Mentioning ISS or the U.S. airstrikes would make al-Shabab appear reactive and weak, Sheikh-Ali believes, while making news in the international media of a successful strike against the West allows it to flex its muscles without acknowledging any threats to its dominance.
U.S. strikes targeting al-Shabab in Somalia have more than doubled under the Trump administration. Though analysts have questioned their efficacy, the U.S. Africa Command continues to put out a steady drumbeat of press releases saying the United States is “degrading” al-Shabab. Indeed, in early January NBC reported that the Pentagon had plans to scale back in Somalia, such is the purported success of the increased hits.
The Jan. 15 attack put to rest any notion that al-Shabab has been weakened, and since then the group has attacked foreign forces fighting them at home. The group’s statement redoubled the organization’s commitment to al Qaeda: The operation itself was carried out by a battalion named after an al Qaeda veteran and was conducted “in accordance with the guidelines of Sheikh Ayman al-Zawahiri,” who replaced Osama bin Laden as the group’s leader.
Katharine Petrich, a researcher with the National Security Affairs department at the Naval Postgraduate School, argues that the obsequious nods might be a bid for funding. Although al-Shabab “generally finances itself through extortion and criminal activity, they have also received ‘angel investor’ funding from al Qaeda,” she said. “Their statement blaming the U.S. decision to move the American embassy to Jerusalem may therefore be largely directed at potential fundamentalist Islamist donors in an effort to demonstrate their commitment to a global jihad.” The last known time al-Shabab received funding from al Qaeda was in 2015 when it gently flirted with merging with the Islamic State.

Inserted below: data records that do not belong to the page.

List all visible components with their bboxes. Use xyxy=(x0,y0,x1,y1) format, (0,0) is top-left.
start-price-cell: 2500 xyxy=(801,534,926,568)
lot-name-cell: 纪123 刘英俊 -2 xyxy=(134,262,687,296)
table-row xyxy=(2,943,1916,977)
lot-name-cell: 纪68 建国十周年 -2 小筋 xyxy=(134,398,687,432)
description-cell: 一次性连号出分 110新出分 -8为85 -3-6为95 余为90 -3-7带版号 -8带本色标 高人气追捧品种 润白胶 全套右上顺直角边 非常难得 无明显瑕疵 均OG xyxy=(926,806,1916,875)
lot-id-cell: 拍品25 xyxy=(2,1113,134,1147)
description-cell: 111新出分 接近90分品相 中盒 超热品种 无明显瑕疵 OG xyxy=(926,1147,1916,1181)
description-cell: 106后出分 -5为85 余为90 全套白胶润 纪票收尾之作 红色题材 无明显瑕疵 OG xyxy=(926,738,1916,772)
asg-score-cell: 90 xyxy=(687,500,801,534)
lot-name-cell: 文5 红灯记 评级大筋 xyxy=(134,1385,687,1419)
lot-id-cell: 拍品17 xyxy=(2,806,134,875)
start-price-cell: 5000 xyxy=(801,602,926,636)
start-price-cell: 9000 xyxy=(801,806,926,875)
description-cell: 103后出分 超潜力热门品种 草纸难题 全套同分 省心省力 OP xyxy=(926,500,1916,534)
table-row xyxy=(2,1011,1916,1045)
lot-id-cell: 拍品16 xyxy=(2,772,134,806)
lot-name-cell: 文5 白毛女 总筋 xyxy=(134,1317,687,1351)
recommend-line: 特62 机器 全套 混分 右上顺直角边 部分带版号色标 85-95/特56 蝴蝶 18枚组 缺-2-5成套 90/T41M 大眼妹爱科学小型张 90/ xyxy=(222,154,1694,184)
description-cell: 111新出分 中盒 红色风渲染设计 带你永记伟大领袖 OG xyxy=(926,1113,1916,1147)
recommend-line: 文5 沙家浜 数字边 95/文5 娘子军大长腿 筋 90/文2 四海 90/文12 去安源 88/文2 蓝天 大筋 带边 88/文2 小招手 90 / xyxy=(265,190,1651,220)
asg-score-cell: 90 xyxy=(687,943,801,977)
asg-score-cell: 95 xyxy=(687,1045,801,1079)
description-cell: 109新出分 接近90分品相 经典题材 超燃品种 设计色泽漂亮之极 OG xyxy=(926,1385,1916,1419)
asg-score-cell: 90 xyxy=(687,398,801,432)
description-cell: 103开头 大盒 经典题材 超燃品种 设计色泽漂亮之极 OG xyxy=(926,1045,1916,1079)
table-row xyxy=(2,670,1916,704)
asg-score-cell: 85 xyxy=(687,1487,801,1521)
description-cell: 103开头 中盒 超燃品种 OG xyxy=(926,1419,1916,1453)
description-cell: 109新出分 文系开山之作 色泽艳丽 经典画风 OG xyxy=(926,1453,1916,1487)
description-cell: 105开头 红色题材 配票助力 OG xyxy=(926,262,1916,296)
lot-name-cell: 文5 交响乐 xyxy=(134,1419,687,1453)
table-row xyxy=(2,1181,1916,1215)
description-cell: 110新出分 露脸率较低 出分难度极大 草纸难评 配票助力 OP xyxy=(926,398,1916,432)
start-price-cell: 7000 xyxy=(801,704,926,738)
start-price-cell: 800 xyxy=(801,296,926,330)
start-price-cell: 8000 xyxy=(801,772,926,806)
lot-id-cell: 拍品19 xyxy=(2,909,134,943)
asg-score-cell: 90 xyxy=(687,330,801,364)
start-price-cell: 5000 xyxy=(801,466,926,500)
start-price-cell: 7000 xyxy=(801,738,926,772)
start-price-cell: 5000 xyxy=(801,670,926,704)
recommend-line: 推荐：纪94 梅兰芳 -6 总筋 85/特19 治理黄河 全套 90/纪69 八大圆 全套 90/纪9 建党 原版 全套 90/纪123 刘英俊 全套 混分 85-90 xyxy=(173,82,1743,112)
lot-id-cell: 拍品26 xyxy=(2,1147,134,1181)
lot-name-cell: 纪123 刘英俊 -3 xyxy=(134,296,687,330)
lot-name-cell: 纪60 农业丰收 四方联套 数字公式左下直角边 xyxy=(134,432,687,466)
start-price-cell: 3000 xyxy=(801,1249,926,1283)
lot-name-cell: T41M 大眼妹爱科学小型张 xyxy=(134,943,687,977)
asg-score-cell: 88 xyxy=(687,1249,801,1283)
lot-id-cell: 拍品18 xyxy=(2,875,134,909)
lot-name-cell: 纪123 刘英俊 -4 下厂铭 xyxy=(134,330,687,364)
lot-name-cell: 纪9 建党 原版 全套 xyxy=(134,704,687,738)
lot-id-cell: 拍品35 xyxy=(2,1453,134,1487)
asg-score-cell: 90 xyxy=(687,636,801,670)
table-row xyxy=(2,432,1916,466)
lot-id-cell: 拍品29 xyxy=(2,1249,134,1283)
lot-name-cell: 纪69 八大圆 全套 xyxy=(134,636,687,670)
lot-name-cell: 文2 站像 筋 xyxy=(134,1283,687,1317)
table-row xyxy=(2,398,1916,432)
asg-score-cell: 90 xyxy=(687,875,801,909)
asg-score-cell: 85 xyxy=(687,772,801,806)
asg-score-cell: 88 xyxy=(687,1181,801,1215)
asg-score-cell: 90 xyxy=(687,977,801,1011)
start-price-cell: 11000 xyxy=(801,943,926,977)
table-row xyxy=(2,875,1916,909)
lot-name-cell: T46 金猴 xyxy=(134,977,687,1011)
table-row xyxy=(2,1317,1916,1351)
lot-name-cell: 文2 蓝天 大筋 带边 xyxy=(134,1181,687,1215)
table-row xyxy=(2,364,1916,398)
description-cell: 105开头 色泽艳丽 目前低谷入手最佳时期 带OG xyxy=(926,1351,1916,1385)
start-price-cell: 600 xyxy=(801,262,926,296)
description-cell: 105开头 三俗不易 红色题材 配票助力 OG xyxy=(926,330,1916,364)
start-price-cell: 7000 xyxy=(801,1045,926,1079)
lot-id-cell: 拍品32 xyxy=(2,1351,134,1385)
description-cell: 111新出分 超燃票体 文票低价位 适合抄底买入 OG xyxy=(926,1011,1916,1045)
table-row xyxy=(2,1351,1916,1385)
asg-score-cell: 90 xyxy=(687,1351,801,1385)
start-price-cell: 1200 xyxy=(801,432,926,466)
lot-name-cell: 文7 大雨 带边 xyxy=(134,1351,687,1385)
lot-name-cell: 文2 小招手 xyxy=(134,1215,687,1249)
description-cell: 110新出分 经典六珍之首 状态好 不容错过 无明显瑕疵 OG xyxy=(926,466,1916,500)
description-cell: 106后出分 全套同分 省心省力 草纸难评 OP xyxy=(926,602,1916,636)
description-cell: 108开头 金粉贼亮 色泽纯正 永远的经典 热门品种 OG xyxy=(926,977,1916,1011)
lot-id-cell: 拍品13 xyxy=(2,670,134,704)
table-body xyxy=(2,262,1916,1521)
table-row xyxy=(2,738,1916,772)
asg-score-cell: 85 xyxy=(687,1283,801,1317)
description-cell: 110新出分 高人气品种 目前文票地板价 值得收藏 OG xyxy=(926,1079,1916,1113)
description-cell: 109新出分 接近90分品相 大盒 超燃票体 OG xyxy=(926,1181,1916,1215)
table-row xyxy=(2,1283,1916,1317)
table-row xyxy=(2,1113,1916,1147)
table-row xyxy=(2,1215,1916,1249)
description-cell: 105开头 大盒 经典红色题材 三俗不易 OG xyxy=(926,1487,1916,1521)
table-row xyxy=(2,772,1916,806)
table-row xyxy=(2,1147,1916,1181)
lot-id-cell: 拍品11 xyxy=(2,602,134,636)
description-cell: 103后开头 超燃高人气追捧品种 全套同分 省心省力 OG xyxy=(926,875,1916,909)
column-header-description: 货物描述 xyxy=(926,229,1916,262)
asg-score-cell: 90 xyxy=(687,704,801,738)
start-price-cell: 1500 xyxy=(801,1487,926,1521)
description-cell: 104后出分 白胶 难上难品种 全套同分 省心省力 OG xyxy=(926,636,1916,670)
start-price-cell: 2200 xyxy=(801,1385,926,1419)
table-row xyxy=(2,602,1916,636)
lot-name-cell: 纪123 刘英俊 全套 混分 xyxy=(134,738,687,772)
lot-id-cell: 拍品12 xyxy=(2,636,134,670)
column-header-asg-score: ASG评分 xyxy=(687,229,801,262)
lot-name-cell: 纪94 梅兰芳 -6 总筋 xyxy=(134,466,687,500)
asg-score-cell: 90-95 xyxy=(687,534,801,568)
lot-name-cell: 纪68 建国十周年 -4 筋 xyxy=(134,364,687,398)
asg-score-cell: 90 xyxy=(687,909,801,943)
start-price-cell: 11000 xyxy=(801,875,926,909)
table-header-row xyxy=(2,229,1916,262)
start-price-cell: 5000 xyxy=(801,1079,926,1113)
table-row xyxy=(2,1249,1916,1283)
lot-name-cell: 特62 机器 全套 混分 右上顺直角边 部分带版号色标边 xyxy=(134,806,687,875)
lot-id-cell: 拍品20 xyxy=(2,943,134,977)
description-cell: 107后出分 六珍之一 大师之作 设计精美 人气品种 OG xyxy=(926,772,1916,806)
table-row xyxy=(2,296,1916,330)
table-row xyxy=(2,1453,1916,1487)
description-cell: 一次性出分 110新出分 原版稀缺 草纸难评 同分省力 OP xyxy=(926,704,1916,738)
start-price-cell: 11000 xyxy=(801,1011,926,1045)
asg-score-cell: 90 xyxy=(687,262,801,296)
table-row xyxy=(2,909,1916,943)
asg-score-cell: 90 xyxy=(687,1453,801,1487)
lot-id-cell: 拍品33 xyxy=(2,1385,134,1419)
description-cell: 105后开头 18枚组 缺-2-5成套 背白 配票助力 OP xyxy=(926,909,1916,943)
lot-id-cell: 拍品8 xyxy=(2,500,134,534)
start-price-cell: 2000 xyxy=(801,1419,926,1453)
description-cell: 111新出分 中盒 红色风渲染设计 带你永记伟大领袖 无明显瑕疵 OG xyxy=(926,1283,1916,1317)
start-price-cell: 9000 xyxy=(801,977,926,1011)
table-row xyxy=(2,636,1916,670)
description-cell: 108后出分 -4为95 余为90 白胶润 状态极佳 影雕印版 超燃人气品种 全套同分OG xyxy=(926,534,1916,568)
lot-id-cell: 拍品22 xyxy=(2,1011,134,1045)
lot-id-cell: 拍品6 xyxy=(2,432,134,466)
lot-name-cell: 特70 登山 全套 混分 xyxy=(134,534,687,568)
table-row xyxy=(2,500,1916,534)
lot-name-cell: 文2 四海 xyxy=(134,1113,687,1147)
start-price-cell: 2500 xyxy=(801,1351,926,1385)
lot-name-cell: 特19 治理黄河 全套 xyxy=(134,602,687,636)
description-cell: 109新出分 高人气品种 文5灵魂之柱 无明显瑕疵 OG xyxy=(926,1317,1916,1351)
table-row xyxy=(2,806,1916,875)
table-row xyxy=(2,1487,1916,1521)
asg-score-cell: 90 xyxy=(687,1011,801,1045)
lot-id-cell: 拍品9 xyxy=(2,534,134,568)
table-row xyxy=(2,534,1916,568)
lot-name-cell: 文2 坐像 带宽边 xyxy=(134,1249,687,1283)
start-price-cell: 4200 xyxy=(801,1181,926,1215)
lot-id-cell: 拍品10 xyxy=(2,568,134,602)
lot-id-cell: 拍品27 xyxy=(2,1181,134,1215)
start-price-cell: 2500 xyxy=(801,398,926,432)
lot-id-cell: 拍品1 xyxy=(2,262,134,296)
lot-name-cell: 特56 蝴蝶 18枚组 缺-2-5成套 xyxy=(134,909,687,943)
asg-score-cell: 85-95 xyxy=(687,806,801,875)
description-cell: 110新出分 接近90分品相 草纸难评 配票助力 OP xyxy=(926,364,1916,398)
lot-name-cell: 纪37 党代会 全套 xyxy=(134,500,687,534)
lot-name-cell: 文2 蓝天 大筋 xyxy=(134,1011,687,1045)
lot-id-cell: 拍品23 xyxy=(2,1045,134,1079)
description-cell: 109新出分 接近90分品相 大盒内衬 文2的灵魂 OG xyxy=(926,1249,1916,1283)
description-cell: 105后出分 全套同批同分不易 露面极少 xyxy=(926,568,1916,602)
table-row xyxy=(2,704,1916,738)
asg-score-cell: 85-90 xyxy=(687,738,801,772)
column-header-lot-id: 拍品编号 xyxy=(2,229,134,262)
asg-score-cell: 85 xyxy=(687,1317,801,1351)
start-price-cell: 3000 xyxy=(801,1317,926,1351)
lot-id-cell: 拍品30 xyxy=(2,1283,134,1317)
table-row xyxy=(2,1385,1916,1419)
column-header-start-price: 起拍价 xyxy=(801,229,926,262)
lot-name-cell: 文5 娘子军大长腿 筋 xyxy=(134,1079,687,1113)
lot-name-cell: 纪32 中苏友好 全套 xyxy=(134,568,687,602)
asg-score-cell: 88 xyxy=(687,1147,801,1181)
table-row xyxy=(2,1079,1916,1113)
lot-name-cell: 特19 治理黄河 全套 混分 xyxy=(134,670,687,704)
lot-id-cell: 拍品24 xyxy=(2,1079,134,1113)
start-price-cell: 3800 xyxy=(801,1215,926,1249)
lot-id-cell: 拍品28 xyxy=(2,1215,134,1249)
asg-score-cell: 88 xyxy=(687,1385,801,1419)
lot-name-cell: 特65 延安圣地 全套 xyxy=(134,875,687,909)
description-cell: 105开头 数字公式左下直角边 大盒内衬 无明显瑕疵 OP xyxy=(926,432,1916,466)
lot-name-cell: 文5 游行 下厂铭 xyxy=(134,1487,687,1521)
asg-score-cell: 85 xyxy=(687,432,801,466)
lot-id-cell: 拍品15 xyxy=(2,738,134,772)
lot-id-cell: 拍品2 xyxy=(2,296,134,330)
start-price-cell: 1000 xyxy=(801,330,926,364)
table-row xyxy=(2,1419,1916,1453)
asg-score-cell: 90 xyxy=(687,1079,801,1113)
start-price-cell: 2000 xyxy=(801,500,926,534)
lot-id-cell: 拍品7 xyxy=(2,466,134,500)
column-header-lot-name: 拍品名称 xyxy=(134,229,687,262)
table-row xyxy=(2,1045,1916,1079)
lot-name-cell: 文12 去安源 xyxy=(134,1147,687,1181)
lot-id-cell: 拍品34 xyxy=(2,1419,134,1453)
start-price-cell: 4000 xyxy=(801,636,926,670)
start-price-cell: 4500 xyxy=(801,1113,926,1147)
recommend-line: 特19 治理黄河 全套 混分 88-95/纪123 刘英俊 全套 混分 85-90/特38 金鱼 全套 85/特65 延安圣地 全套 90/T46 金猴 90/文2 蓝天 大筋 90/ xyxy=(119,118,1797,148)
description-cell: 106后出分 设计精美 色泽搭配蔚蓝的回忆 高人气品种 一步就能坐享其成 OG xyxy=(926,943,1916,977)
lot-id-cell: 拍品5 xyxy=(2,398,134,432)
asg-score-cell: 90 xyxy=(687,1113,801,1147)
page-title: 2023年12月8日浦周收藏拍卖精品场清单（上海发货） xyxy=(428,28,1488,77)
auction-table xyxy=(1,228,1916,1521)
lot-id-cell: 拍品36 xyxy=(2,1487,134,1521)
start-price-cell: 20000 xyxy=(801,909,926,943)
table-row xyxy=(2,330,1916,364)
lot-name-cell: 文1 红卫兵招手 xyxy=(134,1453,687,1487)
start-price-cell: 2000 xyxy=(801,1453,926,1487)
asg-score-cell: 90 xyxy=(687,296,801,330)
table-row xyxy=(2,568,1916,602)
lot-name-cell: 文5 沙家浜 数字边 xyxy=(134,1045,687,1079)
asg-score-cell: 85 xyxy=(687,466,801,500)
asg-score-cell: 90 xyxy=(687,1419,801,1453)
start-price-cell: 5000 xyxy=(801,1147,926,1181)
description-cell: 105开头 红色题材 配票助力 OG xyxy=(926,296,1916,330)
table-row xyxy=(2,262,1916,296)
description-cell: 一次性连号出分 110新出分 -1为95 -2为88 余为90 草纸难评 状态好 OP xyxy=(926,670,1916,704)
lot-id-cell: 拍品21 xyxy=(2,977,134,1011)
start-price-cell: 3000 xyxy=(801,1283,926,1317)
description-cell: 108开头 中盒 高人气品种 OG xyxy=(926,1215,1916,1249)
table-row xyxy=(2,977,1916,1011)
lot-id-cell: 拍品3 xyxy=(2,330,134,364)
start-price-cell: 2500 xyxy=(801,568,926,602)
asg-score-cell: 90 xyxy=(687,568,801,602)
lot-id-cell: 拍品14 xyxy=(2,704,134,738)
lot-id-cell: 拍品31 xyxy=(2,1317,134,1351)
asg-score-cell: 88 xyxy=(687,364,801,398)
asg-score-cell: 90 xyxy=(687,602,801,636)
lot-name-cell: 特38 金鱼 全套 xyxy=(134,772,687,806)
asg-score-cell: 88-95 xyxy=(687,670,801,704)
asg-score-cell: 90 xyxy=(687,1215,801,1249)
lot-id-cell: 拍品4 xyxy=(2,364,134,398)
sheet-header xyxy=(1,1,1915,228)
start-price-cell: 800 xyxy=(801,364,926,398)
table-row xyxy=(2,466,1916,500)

In November 2018, the United Nations Monitoring Group detailed plans of a foiled al-Shabab attack. The blueprint indicated from the weapons discovered last year resembled the rampage earlier this week. Even though Trump recognized Jerusalem as Israel’s capital just two months before the original attack was quashed, Matt Bryden, the founder of Sahan, a think tank that specializes in the Horn of Africa, told Foreign Policy, “I don’t think the statement reflected the aim of the attack or the choice of target. The reference to Al-Quds [Jerusalem] appears to have been an afterthought for propaganda purposes, and possibly to address a goal of the wider al Qaeda family.”
Ultimately, however, Bryden said that while the specific wording may be different, al-Shabab’s overall messaging has remained “remarkably consistent,” and the group continues to show it can back its language up with violence.
But there appears to be at least one key audience that doesn’t buy the propaganda: Somalis. As a Somali human rights activist in Mogadishu told FP: “These guys have a different agenda. It has nothing to do with Islam. The wording of their statement is part of their propaganda to recruit more fighters. [Al-Shabab] is misusing and misinterpreting Islamic religion to justify their senseless killings.”
Indeed, the message seems to be generating more condemnation than praise among Somalis at home and in Kenya. “If they were playing to a domestic or regional audience,” Menkhaus said, “it’s a huge fail.”